Yukarıda andığım isimlerin dışında günümüzde tiyatroda dekor denildiğinde hemen akla gelenle arasında tabi ki yıllardır dekor tasarımına emek veren Duygu Sağıroğlu’nu, Ethem Özbora’yı, Feyza Zeybek, Nurullah Tuncer, Orhan Alpaslan, Ali Cem Köroğlu’nu ve ... Metin Deniz’i anmak gerek. Nihal G. Koldaş’ın yazdığı “Metin Deniz, Tiyatroda Mekan ve İnsan” kitabının, 110’dan fazla oyunun dekor ya da kostümünde imzası olan “kahramanı” Metin Deniz... Güzel Sanatlar Akademisi resim bölümü mezunu olan Deniz, öğrenciliği sırasında tiyatro ve sahne tasarımına yönelmiş, halen de bu alanda çalışıyor. Geçtiğimiz sezon yaptığı pek çok tasarım arasında “Özel Bir Gün”, “Murtaza” ve Tiyatro Festivali’nde sahnelenen “Mach 1, Palyoço Ruşen ve Kadın” sayılabilir. Kent Oyuncular’ndan Dostlar Tiyatrosu’na, Ulvi Uraz’dan Ankara Sanat Tiyatrosu’na, İstanbul Şehir Tiyatroları’ndan Théâtre Populaire Romand’a kadar yurtiçi ve yurtdışında çeşitli topluluklarla çalışan Deniz, çalışmalarını Atölye M.D. bünyesinde devam ettiriyor. Sahne tasarımı çalışmalarına Duygu Sağıroğlu’yla başlayan Metin Deniz’den yola çıkarak yazılan kitap, Türk tiyatrosunun son 40 yılına tanıklık etmesi açısından da önem taşıyor. Sözü, Nihal Koldaş’ın hazırladığı kitabın sayfalarından seslenen Metin Deniz’e bırakarak sahneden çekiliyorum...

“Sahneyi her zaman büyük bir heykel gibi gördüm. İçinde insanların dolaştığı kocaman bir heykel.”

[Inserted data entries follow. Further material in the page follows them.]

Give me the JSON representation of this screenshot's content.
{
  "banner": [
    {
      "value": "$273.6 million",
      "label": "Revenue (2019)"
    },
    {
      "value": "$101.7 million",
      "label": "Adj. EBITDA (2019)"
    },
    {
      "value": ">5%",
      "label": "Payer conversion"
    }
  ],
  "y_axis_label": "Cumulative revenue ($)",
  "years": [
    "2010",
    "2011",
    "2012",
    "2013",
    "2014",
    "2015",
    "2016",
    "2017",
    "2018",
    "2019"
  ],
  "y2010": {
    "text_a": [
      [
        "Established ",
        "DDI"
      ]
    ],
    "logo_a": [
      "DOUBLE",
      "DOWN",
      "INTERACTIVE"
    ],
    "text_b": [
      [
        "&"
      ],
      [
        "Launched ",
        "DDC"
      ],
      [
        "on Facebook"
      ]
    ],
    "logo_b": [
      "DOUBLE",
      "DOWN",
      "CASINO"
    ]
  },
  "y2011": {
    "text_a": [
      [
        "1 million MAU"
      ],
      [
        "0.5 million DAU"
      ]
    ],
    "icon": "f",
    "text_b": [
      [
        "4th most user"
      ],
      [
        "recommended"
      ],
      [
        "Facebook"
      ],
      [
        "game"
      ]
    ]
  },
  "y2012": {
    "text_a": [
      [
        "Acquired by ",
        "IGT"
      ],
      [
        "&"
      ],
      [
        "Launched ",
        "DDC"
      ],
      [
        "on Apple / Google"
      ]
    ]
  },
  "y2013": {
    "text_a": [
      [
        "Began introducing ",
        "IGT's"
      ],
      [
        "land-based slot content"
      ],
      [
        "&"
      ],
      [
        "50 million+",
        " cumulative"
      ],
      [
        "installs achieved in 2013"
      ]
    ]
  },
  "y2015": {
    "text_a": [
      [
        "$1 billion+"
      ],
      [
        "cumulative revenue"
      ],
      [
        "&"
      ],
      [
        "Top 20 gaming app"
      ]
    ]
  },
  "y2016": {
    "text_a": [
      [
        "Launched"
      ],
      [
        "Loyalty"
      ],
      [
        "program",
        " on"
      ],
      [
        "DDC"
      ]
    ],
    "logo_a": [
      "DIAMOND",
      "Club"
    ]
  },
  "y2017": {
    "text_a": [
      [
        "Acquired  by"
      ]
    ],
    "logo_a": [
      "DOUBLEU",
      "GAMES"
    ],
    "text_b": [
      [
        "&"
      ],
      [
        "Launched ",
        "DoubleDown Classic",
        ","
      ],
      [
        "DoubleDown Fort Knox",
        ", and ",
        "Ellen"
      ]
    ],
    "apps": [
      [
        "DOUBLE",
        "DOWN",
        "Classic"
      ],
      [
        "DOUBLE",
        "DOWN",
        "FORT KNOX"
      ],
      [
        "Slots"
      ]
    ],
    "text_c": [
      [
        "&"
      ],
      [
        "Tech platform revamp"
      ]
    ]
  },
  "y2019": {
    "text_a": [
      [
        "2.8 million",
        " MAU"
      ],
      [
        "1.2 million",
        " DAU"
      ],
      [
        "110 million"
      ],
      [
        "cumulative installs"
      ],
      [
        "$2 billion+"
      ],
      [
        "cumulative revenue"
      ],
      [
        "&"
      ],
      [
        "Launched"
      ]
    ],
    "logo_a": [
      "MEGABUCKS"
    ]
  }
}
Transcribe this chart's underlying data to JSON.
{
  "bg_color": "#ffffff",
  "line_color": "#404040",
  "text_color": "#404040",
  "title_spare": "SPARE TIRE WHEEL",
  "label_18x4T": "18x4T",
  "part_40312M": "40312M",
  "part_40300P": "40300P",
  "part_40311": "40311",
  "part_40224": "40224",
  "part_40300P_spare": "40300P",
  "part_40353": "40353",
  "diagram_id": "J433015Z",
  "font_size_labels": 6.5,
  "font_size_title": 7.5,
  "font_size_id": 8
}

“Her yerde temsil yapabilirim, yeter ki orada boş bir alan ve iletişim kurabileceğim seyirciler olsun” (Peter Brook)

Yazıda kullanılan resmin alındığı adres : http://www.wcfta.com/images/Theatre%20pic.jpg

 
Toplam blog
: 23
: 1110
Kayıt tarihi
: 16.09.06
 
 

Biraz nefes almak için... ..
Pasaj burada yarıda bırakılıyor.